Patients wait to see the doctor for several reasons.  Some prefer traditional healers and only resort to physicians when their situation becomes dire.  Others are afraid of missing work and receiving a consequently smaller paycheck, and some are worried about the nominal fees (which are generally waived if patients can’t pay).  But another reason became clear when I accompanied the doctor to do a colonoscopy.  “Is this just a routine screening?” I asked.  He laughed. “We don’t do routine screenings.  We think he has cancer.”  I was shocked, and I spent a good deal of time discussing this lack of screenings with the doc.  Though South Africa is stable, with a relatively effective healthcare system, pap smears, mammograms, and colonoscopies – prescribed at measured intervals in the US – are primarily diagnostic in South Africa, utilized only when it’s believed there is a problem.

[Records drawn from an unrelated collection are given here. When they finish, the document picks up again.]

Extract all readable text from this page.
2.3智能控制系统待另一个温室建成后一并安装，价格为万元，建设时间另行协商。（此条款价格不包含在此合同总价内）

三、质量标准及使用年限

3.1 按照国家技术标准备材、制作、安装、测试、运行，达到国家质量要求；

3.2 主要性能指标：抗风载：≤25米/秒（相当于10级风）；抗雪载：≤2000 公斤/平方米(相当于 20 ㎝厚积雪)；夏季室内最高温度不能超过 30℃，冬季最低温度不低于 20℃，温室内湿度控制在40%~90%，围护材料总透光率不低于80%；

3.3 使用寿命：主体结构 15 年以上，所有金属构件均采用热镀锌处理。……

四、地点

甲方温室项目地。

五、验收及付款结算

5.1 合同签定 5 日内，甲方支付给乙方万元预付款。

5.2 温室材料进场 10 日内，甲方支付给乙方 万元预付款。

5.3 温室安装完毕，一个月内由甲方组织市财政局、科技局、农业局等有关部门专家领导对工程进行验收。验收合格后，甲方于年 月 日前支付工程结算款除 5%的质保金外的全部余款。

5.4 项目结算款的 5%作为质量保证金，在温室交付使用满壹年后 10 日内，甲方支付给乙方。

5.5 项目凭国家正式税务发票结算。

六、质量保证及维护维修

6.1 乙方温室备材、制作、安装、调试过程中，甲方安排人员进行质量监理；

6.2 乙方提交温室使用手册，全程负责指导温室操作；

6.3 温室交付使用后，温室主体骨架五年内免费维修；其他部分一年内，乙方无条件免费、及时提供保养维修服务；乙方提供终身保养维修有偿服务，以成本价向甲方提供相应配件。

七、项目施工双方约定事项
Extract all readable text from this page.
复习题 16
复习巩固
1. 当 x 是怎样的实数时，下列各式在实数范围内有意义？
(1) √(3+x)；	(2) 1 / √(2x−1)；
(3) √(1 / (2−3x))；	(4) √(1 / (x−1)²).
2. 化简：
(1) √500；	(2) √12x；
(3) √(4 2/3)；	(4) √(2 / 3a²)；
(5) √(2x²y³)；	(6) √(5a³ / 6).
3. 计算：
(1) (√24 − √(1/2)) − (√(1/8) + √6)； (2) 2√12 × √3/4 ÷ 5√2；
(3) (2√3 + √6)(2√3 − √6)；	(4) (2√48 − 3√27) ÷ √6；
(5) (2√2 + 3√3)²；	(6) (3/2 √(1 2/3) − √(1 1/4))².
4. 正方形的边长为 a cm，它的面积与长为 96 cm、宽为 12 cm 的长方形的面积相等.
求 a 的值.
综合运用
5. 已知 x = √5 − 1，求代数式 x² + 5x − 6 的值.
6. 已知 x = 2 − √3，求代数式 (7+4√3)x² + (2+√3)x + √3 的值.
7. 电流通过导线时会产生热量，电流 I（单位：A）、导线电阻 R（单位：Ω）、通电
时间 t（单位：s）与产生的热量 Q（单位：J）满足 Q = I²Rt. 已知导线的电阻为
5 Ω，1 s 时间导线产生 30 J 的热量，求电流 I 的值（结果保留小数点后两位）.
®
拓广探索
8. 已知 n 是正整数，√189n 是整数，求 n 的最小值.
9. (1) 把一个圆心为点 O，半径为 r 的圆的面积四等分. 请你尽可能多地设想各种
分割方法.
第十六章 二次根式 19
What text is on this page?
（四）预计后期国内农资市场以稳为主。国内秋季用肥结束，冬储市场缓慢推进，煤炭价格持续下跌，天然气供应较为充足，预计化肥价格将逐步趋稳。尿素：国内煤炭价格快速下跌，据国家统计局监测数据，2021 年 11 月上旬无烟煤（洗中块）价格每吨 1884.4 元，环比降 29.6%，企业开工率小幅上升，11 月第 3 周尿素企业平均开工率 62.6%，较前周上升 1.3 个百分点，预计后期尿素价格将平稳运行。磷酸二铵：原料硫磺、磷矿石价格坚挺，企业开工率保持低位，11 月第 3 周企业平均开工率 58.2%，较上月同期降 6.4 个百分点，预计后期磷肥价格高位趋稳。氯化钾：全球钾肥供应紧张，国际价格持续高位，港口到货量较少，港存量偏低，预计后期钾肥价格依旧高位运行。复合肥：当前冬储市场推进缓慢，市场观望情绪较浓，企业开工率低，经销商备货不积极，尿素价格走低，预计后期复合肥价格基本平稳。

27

Though I gained invaluable insight into the reality of the public hospitals this week, I faced a personal struggle as I found myself, most days, to be rather useless.  Without a medical degree (or even any medical training), I couldn’t assist with these riskier patients.  A small highlight came when, during grand rounds, I answered one of the doctor’s questions posed to his interns and medical students, suggested that a patient who had slit his neck may have memory loss due to a head injury or substance abuse withdrawal – and turned out to be correct.  But for the most part, I resigned myself to listening and watching.  In a small attempt to be purposeful, I made it my mission to smile at every patient during rounds each day (something none of the doctors or other student did – many of them did not even greet or make eye contact with the patients).  This elicited some smiles in return, although I also got some unwanted advances and leers from the younger patients, and some glares from the angrier ones.  The best moment came on Thursday.  The man who’d been in for a colonoscopy was small, elderly, and rather confused.  During rounds, he’d often follow us around the ward, hanging on other patients’ beds.  After his colonoscopy, I tried to talk to him, but he seemed to hardly understand.  On Thursday, however, the doctor told him he was discharged, and could go home (cancer-free, at that).  When I gave him a smile as the team moved away, he grinned and gave me two thumbs up. I grinned back.